Dans les bonus vidéo
, deux entretiens retiennent l'attention et renouvellent un exercice souvent bâclé par les réalisateurs. Philippe Jordan explique en quoi l'oeuvre est un défi pour les chefs comme pour les metteurs en scène: irrésolue, énigmatique, c'est une porte ouverte à l'imaginaire. Le jeune chef suisse précise surtout pourquoi il préfère la version Jarnach qui même si elle suit moins scrupuleusement les esquisses manuscrites de Busoni, s'avère plus inspirée, digne du matériel antérieur laissé par son maître. De son côté, Thomas Hampson lors d'une conférence de sensibilisation donnée à l'Opéra de Zürich revient sur l'un des rôles importants de sa carrière: avant Zürich, il a déjà incarné le Faust Busonien en 1999 à Salzbourg dans la mise en scène de Peter Mussbach. Vivant, et lui aussi, d'une certaine manière habité par la démesure du personnage, le baryton se montre inspiré par les questions posées.
Au final, qu'avons-nous? Une oeuvre aussi méconnue que fascinante, interrogeant les formes et le sens de la musique théâtrale,  des interprètes engagés, une mise en scène qui tout en soulignant la part de fantastique et de surnaturel du sujet, sait demeurer limpide: cette version vidéo est un nouveau titre incontournable de cette fin d'année 2007!

Ferrucio Busoni: Faust (version Jarnach, 1925)
Thomas Hampson (Faust), Gregory Kunde (Mephistopheles),  Günther Groissböck (Wagner), Sandra Trattnigg (Die Herzogin von Parma)... Choeur et orchestre de l'Opéra de Zürich. Philippe Jordan, direction musicale. Klaus Michael Grüber, mise en scène. Filmé en octobre 2006.

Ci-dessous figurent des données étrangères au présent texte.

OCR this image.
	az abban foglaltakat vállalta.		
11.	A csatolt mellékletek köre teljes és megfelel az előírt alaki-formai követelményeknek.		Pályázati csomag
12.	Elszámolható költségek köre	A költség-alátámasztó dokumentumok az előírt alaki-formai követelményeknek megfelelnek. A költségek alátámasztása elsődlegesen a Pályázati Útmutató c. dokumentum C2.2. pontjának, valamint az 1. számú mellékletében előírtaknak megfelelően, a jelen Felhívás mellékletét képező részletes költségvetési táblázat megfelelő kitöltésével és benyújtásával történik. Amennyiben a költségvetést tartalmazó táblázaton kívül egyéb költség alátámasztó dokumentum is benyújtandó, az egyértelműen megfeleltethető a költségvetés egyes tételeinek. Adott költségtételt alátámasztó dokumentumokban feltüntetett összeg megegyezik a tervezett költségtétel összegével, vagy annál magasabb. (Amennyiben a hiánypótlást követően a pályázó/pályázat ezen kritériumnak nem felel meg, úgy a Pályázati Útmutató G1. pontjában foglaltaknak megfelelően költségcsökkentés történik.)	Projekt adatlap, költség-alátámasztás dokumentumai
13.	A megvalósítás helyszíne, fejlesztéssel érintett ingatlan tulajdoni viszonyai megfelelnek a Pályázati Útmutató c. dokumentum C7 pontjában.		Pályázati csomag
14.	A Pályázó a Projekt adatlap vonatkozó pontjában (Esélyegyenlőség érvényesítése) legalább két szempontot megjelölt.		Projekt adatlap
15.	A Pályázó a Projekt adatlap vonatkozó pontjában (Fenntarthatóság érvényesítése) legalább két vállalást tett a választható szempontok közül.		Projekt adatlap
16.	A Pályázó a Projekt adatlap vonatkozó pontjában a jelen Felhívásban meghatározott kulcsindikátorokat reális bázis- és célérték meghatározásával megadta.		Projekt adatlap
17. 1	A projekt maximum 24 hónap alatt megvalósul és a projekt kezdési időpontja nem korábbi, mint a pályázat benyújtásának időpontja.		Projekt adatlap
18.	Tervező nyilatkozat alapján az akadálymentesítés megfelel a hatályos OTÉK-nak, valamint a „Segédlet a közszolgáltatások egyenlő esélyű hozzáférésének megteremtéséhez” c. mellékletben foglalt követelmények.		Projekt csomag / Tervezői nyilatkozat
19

Extrait vidéo mis en ligne sur la homepage de classiquenews.com: dans l'extrait mis en à ligne sur notre page d'accueil, (Scène finale. Durée: 3mn), Faust est arrivé au terme de sa carrière, sommé d'en finir avec sa longue quête de sens.  Agent du destin, Mephistophele paraît et lui signifie clairement le terme de l'échéance. Le vieil homme accablé et exténué implore en vain, sa grâce... au comble de la désespérance, il reconnaît dans le bébé qui lui a été remis, la possibilité d'une renaissance. L'enfant qui grandira pourrait sauver l'humanité condamnée. C'est l'espoir que chaque ancien fonde dans les générations futures. A tort ou à raison.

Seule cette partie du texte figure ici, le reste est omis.